We will start searching the AmoA domain in our predicted amino acid sequences. First we will download the HMM profile from the Pfam website:
wget http://pfam.xfam.org/family/PF05145/hmm -O AmoA.hmm
then we will use hmmsearch from HMMER to analyse our predicted amino acid sequences.
hmmsearch --cut_ga --domtblout OSD102.txt AmoA.hmm OSD102.faa
The parameters used for hmmer are --cut_ga, that means that HMMER will use the gathering threshold defined by the PFAM curators to decide if the match is significant or not; with --domtblout we specify the output format for HMMER, in this case we want a parseable table format with one row per-domain hit.
Here you can find a nice explanation about the differences using hmmscan or hmmsearch.
How many potential AmoA sequences are in our metagenomic sample? We easily can get the number of lines in the file using a combination of grep and wc.

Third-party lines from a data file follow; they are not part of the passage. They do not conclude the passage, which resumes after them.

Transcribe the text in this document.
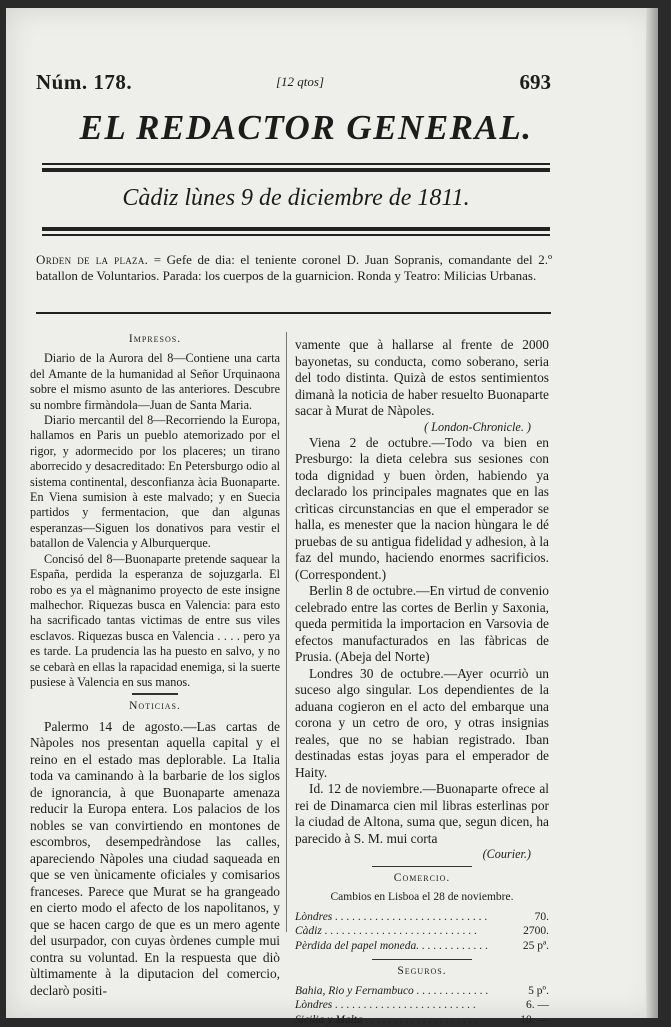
Núm. 178.	[12 qtos]	693
EL REDACTOR GENERAL.
Càdiz lùnes 9 de diciembre de 1811.
Orden de la plaza. = Gefe de dia: el teniente coronel D. Juan Sopranis, comandante del 2.º batallon de Voluntarios. Parada: los cuerpos de la guarnicion. Ronda y Teatro: Milicias Urbanas.
Impresos.

Diario de la Aurora del 8—Contiene una carta del Amante de la humanidad al Señor Urquinaona sobre el mismo asunto de las anteriores. Descubre su nombre firmàndola—Juan de Santa Maria.

Diario mercantil del 8—Recorriendo la Europa, hallamos en Paris un pueblo atemorizado por el rigor, y adormecido por los placeres; un tirano aborrecido y desacreditado: En Petersburgo odio al sistema continental, desconfianza àcia Buonaparte. En Viena sumision à este malvado; y en Suecia partidos y fermentacion, que dan algunas esperanzas—Siguen los donativos para vestir el batallon de Valencia y Alburquerque.

Concisó del 8—Buonaparte pretende saquear la España, perdida la esperanza de sojuzgarla. El robo es ya el màgnanimo proyecto de este insigne malhechor. Riquezas busca en Valencia: para esto ha sacrificado tantas victimas de entre sus viles esclavos. Riquezas busca en Valencia . . . . pero ya es tarde. La prudencia las ha puesto en salvo, y no se cebarà en ellas la rapacidad enemiga, si la suerte pusiese à Valencia en sus manos.

Noticias.

Palermo 14 de agosto.—Las cartas de Nàpoles nos presentan aquella capital y el reino en el estado mas deplorable. La Italia toda va caminando à la barbarie de los siglos de ignorancia, à que Buonaparte amenaza reducir la Europa entera. Los palacios de los nobles se van convirtiendo en montones de escombros, desempedràndose las calles, apareciendo Nàpoles una ciudad saqueada en que se ven ùnicamente oficiales y comisarios franceses. Parece que Murat se ha grangeado en cierto modo el afecto de los napolitanos, y que se hacen cargo de que es un mero agente del usurpador, con cuyas òrdenes cumple mui contra su voluntad. En la respuesta que diò ùltimamente à la diputacion del comercio, declarò positi-

vamente que à hallarse al frente de 2000 bayonetas, su conducta, como soberano, seria del todo distinta. Quizà de estos sentimientos dimanà la noticia de haber resuelto Buonaparte sacar à Murat de Nàpoles.

( London-Chronicle. )

Viena 2 de octubre.—Todo va bien en Presburgo: la dieta celebra sus sesiones con toda dignidad y buen òrden, habiendo ya declarado los principales magnates que en las crìticas circunstancias en que el emperador se halla, es menester que la nacion hùngara le dé pruebas de su antigua fidelidad y adhesion, à la faz del mundo, haciendo enormes sacrificios. (Correspondent.)

Berlin 8 de octubre.—En virtud de convenio celebrado entre las cortes de Berlin y Saxonia, queda permitida la importacion en Varsovia de efectos manufacturados en las fàbricas de Prusia. (Abeja del Norte)

Londres 30 de octubre.—Ayer ocurriò un suceso algo singular. Los dependientes de la aduana cogieron en el acto del embarque una corona y un cetro de oro, y otras insignias reales, que no se habian registrado. Iban destinadas estas joyas para el emperador de Haity.

Id. 12 de noviembre.—Buonaparte ofrece al rei de Dinamarca cien mil libras esterlinas por la ciudad de Altona, suma que, segun dicen, ha parecido à S. M. mui corta

(Courier.)
Comercio.
Cambios en Lisboa el 28 de noviembre.
Lòndres . . . . . . . . . . . . . . . . . . . . . . . . . . .	70.
Càdiz . . . . . . . . . . . . . . . . . . . . . . . . . . .	2700.
Pèrdida del papel moneda. . . . . . . . . . . . .	25 pª.
Seguros.
Bahia, Rio y Fernambuco . . . . . . . . . . . . .	5 pº.
Lòndres . . . . . . . . . . . . . . . . . . . . . . . . .	6. —
Sicilia y Malta . . . . . . . . . . . . . . . . . . . .	10. —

Next, we will use DIAMOND to query our Prochlorococcus database using blastp and the amino acid sequences as query sequences. We would be able to use the quality trimmed reads and blastx to achieve similar results. Before using DIAMOND we need to create a database using the Prochlorococcus fasta file:
diamond makedb --in ~/../prochlo.fasta -d prochlo
The DIAMOND database, prochlo.dmnd
will be created in this folder. Now we are ready to search the database using our amino acid sequences as query:
diamond blastp -e 1e-5 -d prochlo.dmnd -q ~/../OSD102.faa -a OSD102.prochlo
We set -e 1e-5 to report the hits with an e-value lower than 1e-25 . The output from the search (prochlo.daa
) is in a DIAMOND alignment archive format. We can transform the file in a more human accessible format like the BLAST tabular format:
diamond view -a OSD102.prochlo.daa -o OSD102.prochlo.txt
The columns for the new file are:
1. query
2. subject
3. % id
4. alignment length
5. mistmatches
6. gap openings
7. query start
8. query end
9. subject start
10. subject end
11. e-value
12. bit score
From the results, we can get the best hit for each of our sequences using a bit of awk magic:
awk '!a[$1]++' OSD102.prochlo.txt > OSD102.prochlo.bh.txt
Or we can be more strict and filter the best hits to have a lower e-value, let's say 1e-25:
awk '$11 <= 1e-25' OSD102.prochlo.bh.txt > OSD102.prochlo.bh.1e-25.txt
How many hits to Prochlorococcus proteins do we have? How many best hits? And how many have a lower e-value than 1e-25?